Y lo hicieron muy rápido porque los niños a los que ella da clase -de entre once y doce años- dan una lección, muchas veces, a todos los adultos. «Al principio les costaba más, pero ahora tienen muy asimiladas todas las medidas y las cumplen a rajatabla», incide Medio. Le sale el orgullo de profe mientras lo dice, sobre todo, porque se recuerda a su edad y no puede evitar que le dé mucha pena que sus alumnos no vayan a poder disfrutar de ninguna excursión con sus compañeros como hizo ella en su día, como hicimos todos. «Me encantaría poder llevarlos a algún sitio, aunque fuera al Muro, pero tenemos que procurar tener los menos contactos posibles, así que nada», relata. «Nos conformamos con salir a dar alguna clase al aire libre cuando el tiempo nos lo permite, es un premio para ellos», explica; un poco de libertad entre tanta norma.
Ni siquiera, los recreos son normales este año. «El patio está dividido en secciones y tengo que controlar a mi burbuja para que no se vaya a jugar con otra», indica.
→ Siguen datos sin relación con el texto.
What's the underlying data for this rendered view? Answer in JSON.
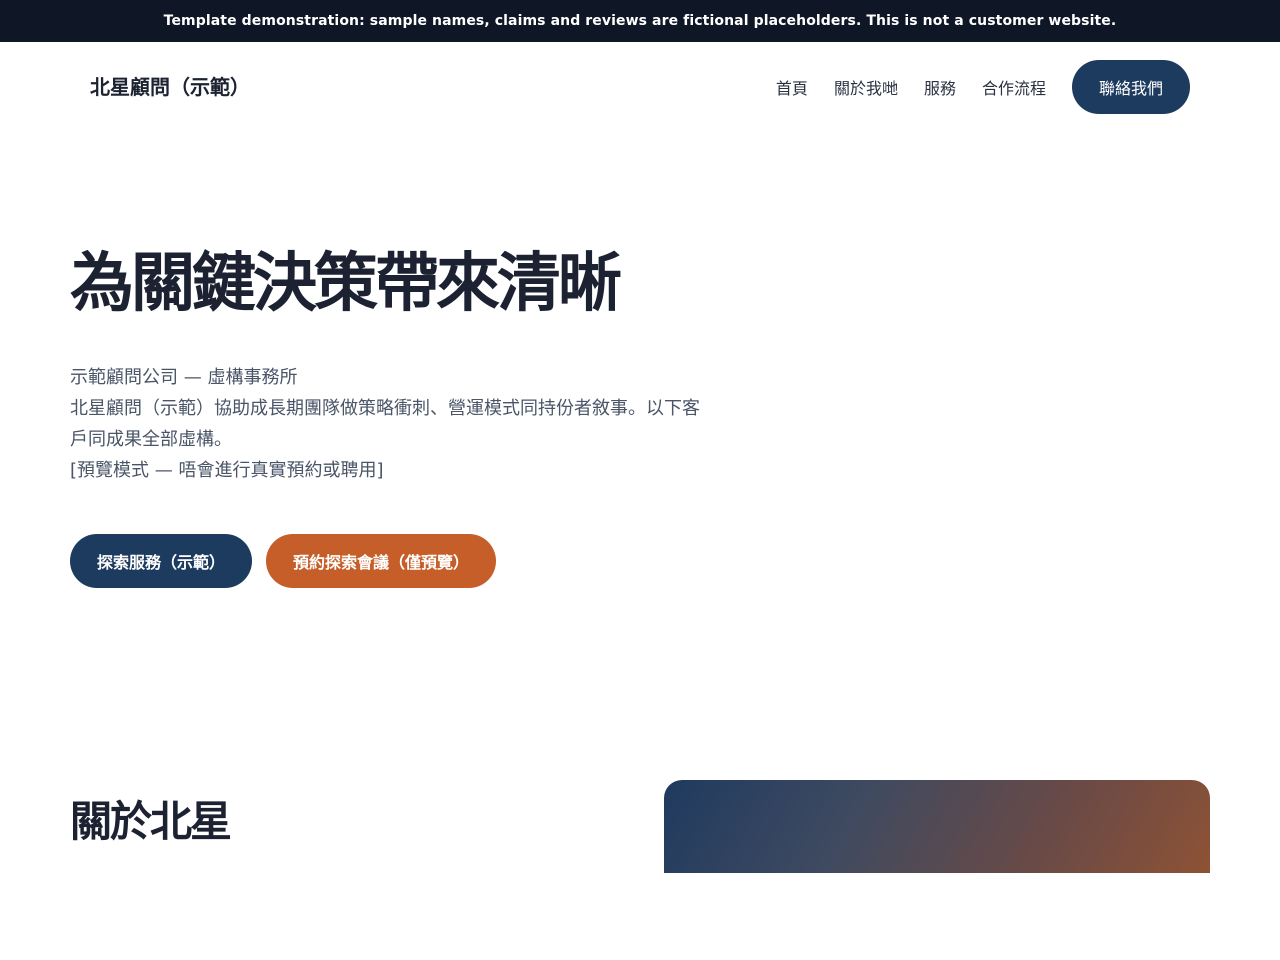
{
  "banner": {
    "text": "Template demonstration: sample names, claims and reviews are fictional placeholders. This is not a customer website."
  },
  "header": {
    "brand": "北星顧問（示範）",
    "nav": [
      "首頁",
      "關於我哋",
      "服務",
      "合作流程"
    ],
    "cta": "聯絡我們"
  },
  "hero": {
    "title": "為關鍵決策帶來清晰",
    "lines": [
      "示範顧問公司 — 虛構事務所",
      "北星顧問（示範）協助成長期團隊做策略衝刺、營運模式同持份者敘事。以下客",
      "戶同成果全部虛構。",
      "[預覽模式 — 唔會進行真實預約或聘用]"
    ],
    "primary_button": "探索服務（示範）",
    "secondary_button": "預約探索會議（僅預覽）"
  },
  "about": {
    "title": "關於北星"
  },
  "colors": {
    "navy": "#1d3a5f",
    "orange": "#c55e28",
    "banner_bg": "#0f1626"
  }
}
Ese tiempo libre, además, transcurre sin balones ni ningún objeto compartido. «Pueden hablar y jugar sin tocarse», así que no les puede quitar el ojo.
Si ya de por sí los inicios son duros, los de Lucía lo están siendo aún más. También el final de la carrera de Paco, porque uno no lleva toda la vida trabajando para marcharse con ese sabor agridulce en los labios. A ellos dos les tocó hacer de este curso raro su llegada y su final, la diferencia es que Lucía ve ya normal lo que para Paco es excepcional.